The startup already counts among its customers two of the world’s five largest pharmaceutical firms, one of the world’s three largest retailers, and one of the world’s three largest telecoms, said Karl Mattson, chief information security officer at Noname Security. The Palo Alto, California-based company has raised $85 million since its founding in 2020, including a $60 million series B round in June.

Other firms with notable API security offerings include Akamai, Ping Identity, 42Crunch, Traceable, Signal Sciences (owned by Fastly), and Imperva—which this year bolstered its API security platform with the acquisition of a startup in the market, CloudVector.

Additional startups in the space include Neosec, which came out of stealth in September and announced a $20.7 million series A round, while established vendors that have introduced API protection features include Barracuda and Cloudflare.

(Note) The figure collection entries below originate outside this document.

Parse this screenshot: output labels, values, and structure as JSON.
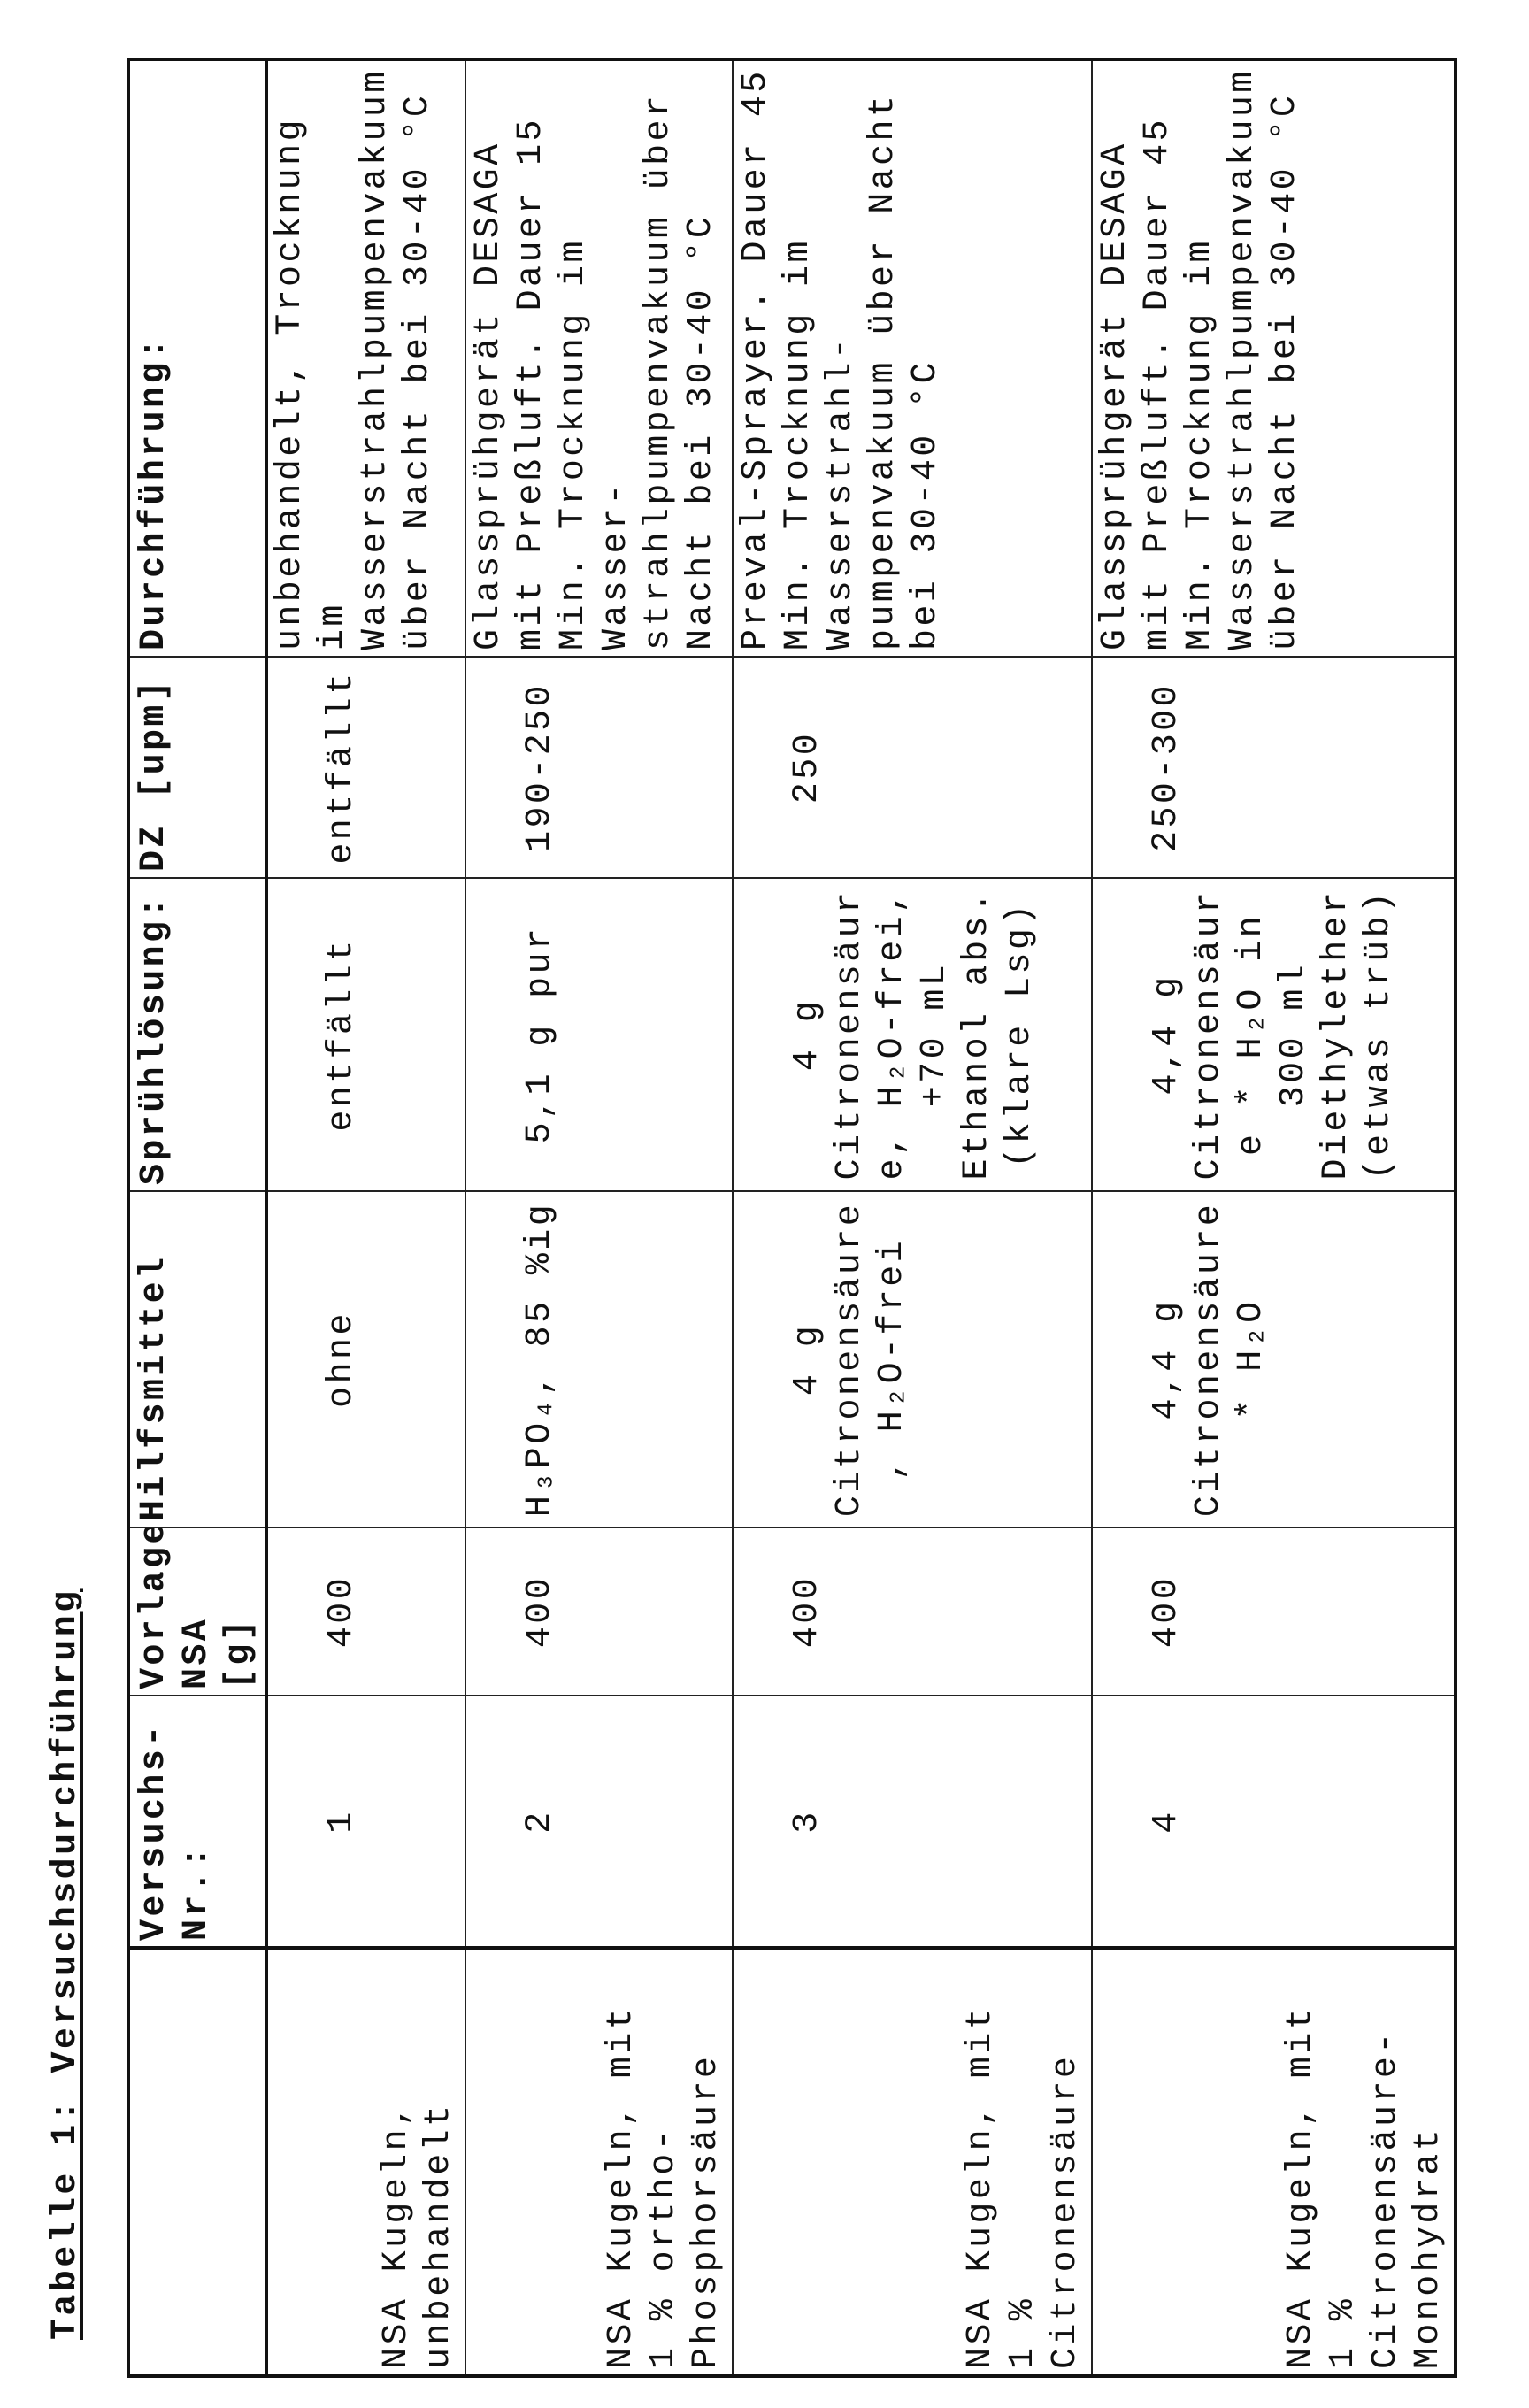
{
  "title": "Tabelle 1: Versuchsdurchführung",
  "table": {
    "headers": [
      "",
      "Versuchs-\nNr.:",
      "Vorlage\nNSA [g]",
      "Hilfsmittel",
      "Sprühlösung:",
      "DZ [upm]",
      "Durchführung:"
    ],
    "rows": [
      [
        "NSA Kugeln,\nunbehandelt",
        "1",
        "400",
        "ohne",
        "entfällt",
        "entfällt",
        "unbehandelt, Trocknung\nim\nWasserstrahlpumpenvakuum\nüber Nacht bei 30-40 °C"
      ],
      [
        "NSA Kugeln, mit\n1 % ortho-\nPhosphorsäure",
        "2",
        "400",
        "H₃PO₄, 85 %ig",
        "5,1 g pur",
        "190-250",
        "Glassprühgerät DESAGA\nmit Preßluft. Dauer 15\nMin. Trocknung im\nWasser-\nstrahlpumpenvakuum über\nNacht bei 30-40 °C"
      ],
      [
        "NSA Kugeln, mit\n1 %\nCitronensäure",
        "3",
        "400",
        "4 g\nCitronensäure\n, H₂O-frei",
        "4 g\nCitronensäur\ne, H₂O-frei,\n+70 mL\nEthanol abs.\n(klare Lsg)",
        "250",
        "Preval-Sprayer. Dauer 45\nMin. Trocknung im\nWasserstrahl-\npumpenvakuum über Nacht\nbei 30-40 °C"
      ],
      [
        "NSA Kugeln, mit\n1 %\nCitronensäure-\nMonohydrat",
        "4",
        "400",
        "4,4 g\nCitronensäure\n* H₂O",
        "4,4 g\nCitronensäur\ne * H₂O in\n300 ml\nDiethylether\n(etwas trüb)",
        "250-300",
        "Glassprühgerät DESAGA\nmit Preßluft. Dauer 45\nMin. Trocknung im\nWasserstrahlpumpenvakuum\nüber Nacht bei 30-40 °C"
      ]
    ]
  }
}
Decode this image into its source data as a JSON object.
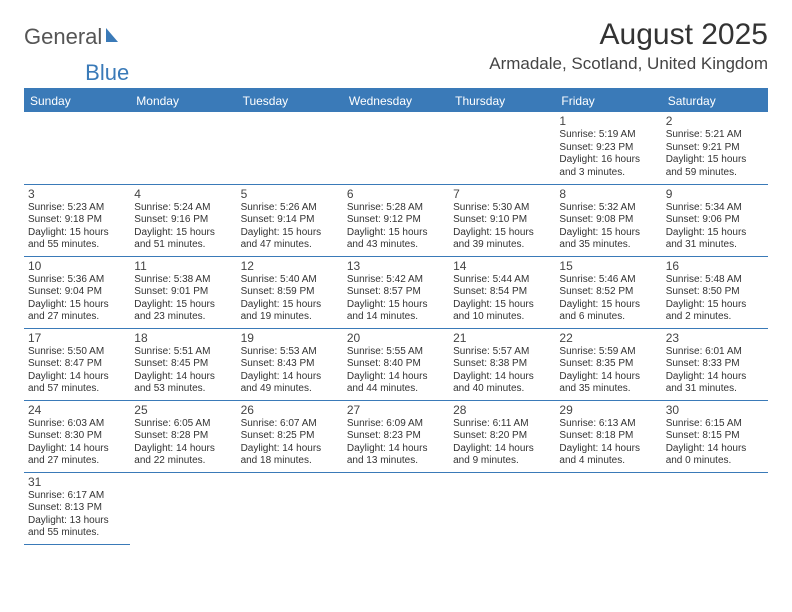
{
  "logo": {
    "text1": "General",
    "text2": "Blue"
  },
  "title": "August 2025",
  "location": "Armadale, Scotland, United Kingdom",
  "colors": {
    "header_bg": "#3a7ab8",
    "border": "#3a7ab8",
    "bg": "#ffffff"
  },
  "weekdays": [
    "Sunday",
    "Monday",
    "Tuesday",
    "Wednesday",
    "Thursday",
    "Friday",
    "Saturday"
  ],
  "days": [
    {
      "n": "1",
      "sr": "Sunrise: 5:19 AM",
      "ss": "Sunset: 9:23 PM",
      "d1": "Daylight: 16 hours",
      "d2": "and 3 minutes."
    },
    {
      "n": "2",
      "sr": "Sunrise: 5:21 AM",
      "ss": "Sunset: 9:21 PM",
      "d1": "Daylight: 15 hours",
      "d2": "and 59 minutes."
    },
    {
      "n": "3",
      "sr": "Sunrise: 5:23 AM",
      "ss": "Sunset: 9:18 PM",
      "d1": "Daylight: 15 hours",
      "d2": "and 55 minutes."
    },
    {
      "n": "4",
      "sr": "Sunrise: 5:24 AM",
      "ss": "Sunset: 9:16 PM",
      "d1": "Daylight: 15 hours",
      "d2": "and 51 minutes."
    },
    {
      "n": "5",
      "sr": "Sunrise: 5:26 AM",
      "ss": "Sunset: 9:14 PM",
      "d1": "Daylight: 15 hours",
      "d2": "and 47 minutes."
    },
    {
      "n": "6",
      "sr": "Sunrise: 5:28 AM",
      "ss": "Sunset: 9:12 PM",
      "d1": "Daylight: 15 hours",
      "d2": "and 43 minutes."
    },
    {
      "n": "7",
      "sr": "Sunrise: 5:30 AM",
      "ss": "Sunset: 9:10 PM",
      "d1": "Daylight: 15 hours",
      "d2": "and 39 minutes."
    },
    {
      "n": "8",
      "sr": "Sunrise: 5:32 AM",
      "ss": "Sunset: 9:08 PM",
      "d1": "Daylight: 15 hours",
      "d2": "and 35 minutes."
    },
    {
      "n": "9",
      "sr": "Sunrise: 5:34 AM",
      "ss": "Sunset: 9:06 PM",
      "d1": "Daylight: 15 hours",
      "d2": "and 31 minutes."
    },
    {
      "n": "10",
      "sr": "Sunrise: 5:36 AM",
      "ss": "Sunset: 9:04 PM",
      "d1": "Daylight: 15 hours",
      "d2": "and 27 minutes."
    },
    {
      "n": "11",
      "sr": "Sunrise: 5:38 AM",
      "ss": "Sunset: 9:01 PM",
      "d1": "Daylight: 15 hours",
      "d2": "and 23 minutes."
    },
    {
      "n": "12",
      "sr": "Sunrise: 5:40 AM",
      "ss": "Sunset: 8:59 PM",
      "d1": "Daylight: 15 hours",
      "d2": "and 19 minutes."
    },
    {
      "n": "13",
      "sr": "Sunrise: 5:42 AM",
      "ss": "Sunset: 8:57 PM",
      "d1": "Daylight: 15 hours",
      "d2": "and 14 minutes."
    },
    {
      "n": "14",
      "sr": "Sunrise: 5:44 AM",
      "ss": "Sunset: 8:54 PM",
      "d1": "Daylight: 15 hours",
      "d2": "and 10 minutes."
    },
    {
      "n": "15",
      "sr": "Sunrise: 5:46 AM",
      "ss": "Sunset: 8:52 PM",
      "d1": "Daylight: 15 hours",
      "d2": "and 6 minutes."
    },
    {
      "n": "16",
      "sr": "Sunrise: 5:48 AM",
      "ss": "Sunset: 8:50 PM",
      "d1": "Daylight: 15 hours",
      "d2": "and 2 minutes."
    },
    {
      "n": "17",
      "sr": "Sunrise: 5:50 AM",
      "ss": "Sunset: 8:47 PM",
      "d1": "Daylight: 14 hours",
      "d2": "and 57 minutes."
    },
    {
      "n": "18",
      "sr": "Sunrise: 5:51 AM",
      "ss": "Sunset: 8:45 PM",
      "d1": "Daylight: 14 hours",
      "d2": "and 53 minutes."
    },
    {
      "n": "19",
      "sr": "Sunrise: 5:53 AM",
      "ss": "Sunset: 8:43 PM",
      "d1": "Daylight: 14 hours",
      "d2": "and 49 minutes."
    },
    {
      "n": "20",
      "sr": "Sunrise: 5:55 AM",
      "ss": "Sunset: 8:40 PM",
      "d1": "Daylight: 14 hours",
      "d2": "and 44 minutes."
    },
    {
      "n": "21",
      "sr": "Sunrise: 5:57 AM",
      "ss": "Sunset: 8:38 PM",
      "d1": "Daylight: 14 hours",
      "d2": "and 40 minutes."
    },
    {
      "n": "22",
      "sr": "Sunrise: 5:59 AM",
      "ss": "Sunset: 8:35 PM",
      "d1": "Daylight: 14 hours",
      "d2": "and 35 minutes."
    },
    {
      "n": "23",
      "sr": "Sunrise: 6:01 AM",
      "ss": "Sunset: 8:33 PM",
      "d1": "Daylight: 14 hours",
      "d2": "and 31 minutes."
    },
    {
      "n": "24",
      "sr": "Sunrise: 6:03 AM",
      "ss": "Sunset: 8:30 PM",
      "d1": "Daylight: 14 hours",
      "d2": "and 27 minutes."
    },
    {
      "n": "25",
      "sr": "Sunrise: 6:05 AM",
      "ss": "Sunset: 8:28 PM",
      "d1": "Daylight: 14 hours",
      "d2": "and 22 minutes."
    },
    {
      "n": "26",
      "sr": "Sunrise: 6:07 AM",
      "ss": "Sunset: 8:25 PM",
      "d1": "Daylight: 14 hours",
      "d2": "and 18 minutes."
    },
    {
      "n": "27",
      "sr": "Sunrise: 6:09 AM",
      "ss": "Sunset: 8:23 PM",
      "d1": "Daylight: 14 hours",
      "d2": "and 13 minutes."
    },
    {
      "n": "28",
      "sr": "Sunrise: 6:11 AM",
      "ss": "Sunset: 8:20 PM",
      "d1": "Daylight: 14 hours",
      "d2": "and 9 minutes."
    },
    {
      "n": "29",
      "sr": "Sunrise: 6:13 AM",
      "ss": "Sunset: 8:18 PM",
      "d1": "Daylight: 14 hours",
      "d2": "and 4 minutes."
    },
    {
      "n": "30",
      "sr": "Sunrise: 6:15 AM",
      "ss": "Sunset: 8:15 PM",
      "d1": "Daylight: 14 hours",
      "d2": "and 0 minutes."
    },
    {
      "n": "31",
      "sr": "Sunrise: 6:17 AM",
      "ss": "Sunset: 8:13 PM",
      "d1": "Daylight: 13 hours",
      "d2": "and 55 minutes."
    }
  ]
}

But as evidenced by the Salt Security report on increased API-based attacks, it’s not just the defenders that are ramping up around the API security issue.

“It’s an arms race right now,” said Noname’s Mattson. “I think attackers are seeing that APIs are not overly complicated to attack and to compromise. And similarly, the defenders are rapidly coming to the realization, too.”

API exploits

The most frequent API-based attacks involve exploitation of an API’s authentication and authorization policies, he said. In these attacks, the hacker breaks the authentication and the authorization intent of the API in order to access data.

“Now you have an unintended actor accessing a resource, such as sensitive customer data, with the organization believing that nothing was awry,” Mattson said.

This so-called “leaky API” issue has been behind many of the highest-profile breaches related to APIs, he said.

Another issue is that API calls are now being used to start or stop a critical business process — for instance, a broadcasting company that initiates a broadcast stream or a power company that turns a home’s electricity on or off using an API call, Mattson said. That level of dependence on APIs raises the security stakes even further, he said.

Firstbrook said that the API security aspects of the SolarWinds attack also show how pivotal the issue can be.

Through the malicious code implanted in the SolarWinds Orion network monitoring software, the attackers gained access to an environment belonging to email security vendor Mimecast, he noted. And Mimecast — because it provides capabilities such as anti-spam and anti-phishing for Microsoft Office 365 users — had access to the Office 365 API.

Thus, through the Microsoft API key, the attackers gained access to the Exchange environments of a reported 4,000 customers, Firstbrook said. Mimecast, which published its report on the incident in March, declined to provide further comment to VentureBeat.

Ultimately, it’s clear that there is a need for a much greater focus on API security across industries, Firstbrook said.

“Part of the supply chain is built on APIs,” he said. “We really have to build a best practice around managing and understanding APIs, and securing APIs.”